Amerykańskie służby odwołały ostrzeżenie przed tsunami, jakie obowiązywało przez dwie godziny dla wybrzeży południowo-zachodniej Alaski i wybrzeży prowincji Kolumbia Brytyjska w Kanadzie. Centrum ostrzegania przed tsunami na Pacyfiku wydało je po trzęsieniu ziemi, które nawiedziło wcześniej ten rejon. Zaobserwowano po nim niewielką, kilkunastocentymetrową falę.
Centrum ostrzegania przed tsunami na Pacyfiku po dwóch godzinach od ogłoszenia odwołało ostrzeżenie przed tsunami dla rejonu od Przylądka Suckling na Alasce do wyspy Vancouver w Kanadzie.
Wcześniej w okolicy miejscowości Port Alexander zaobserwowano niewielką falę tsunami. Miała ona kilkanaście centymetrów.
Centrum podało, że na obszarach tych zaobserwowano niewielkie zmiany poziomu morza, ale fale tsunami nie stanowią już zagrożenia.
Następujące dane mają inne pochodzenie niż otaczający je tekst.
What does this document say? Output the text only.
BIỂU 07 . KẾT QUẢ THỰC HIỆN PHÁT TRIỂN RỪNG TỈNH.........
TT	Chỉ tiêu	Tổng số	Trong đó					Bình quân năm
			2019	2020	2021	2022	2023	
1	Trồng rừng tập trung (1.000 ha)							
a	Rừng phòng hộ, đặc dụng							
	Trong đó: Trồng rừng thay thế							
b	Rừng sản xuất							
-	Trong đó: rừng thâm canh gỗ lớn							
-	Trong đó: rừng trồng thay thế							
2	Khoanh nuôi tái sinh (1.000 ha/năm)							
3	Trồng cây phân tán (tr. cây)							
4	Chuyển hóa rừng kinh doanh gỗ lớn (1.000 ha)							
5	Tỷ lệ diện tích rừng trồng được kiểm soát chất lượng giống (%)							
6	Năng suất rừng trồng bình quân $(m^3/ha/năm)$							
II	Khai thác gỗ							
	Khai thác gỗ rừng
Zatrzęsło się około północy
Tsunami to skutek wstrząsów, które wystąpiły około północy lokalnego czasu pod dnem Pacyfiku niedaleko wybrzeża. Jak podała amerykańska agencja USGS (United States Geological Survey), do trzęsienia doszło o godz. 9.58 polskiego czasu. USGS podała na początku, że miało magnitudę 7,7, ale potem obniżyła tę wartość do 7,5.
Między godz. 10 a 11 i po 11 w tym samym rejonie wystąpiły kolejne wstrząsy, ale o niższych magnitudach - od 4,2 do 4,8.
Epicentrum trzęsienia znajdowało się na Pacyfiku, ok. 100 km na południowy zachód od miejscowości Port Alexander, a hipocentrum na głębokości ok. 10 km.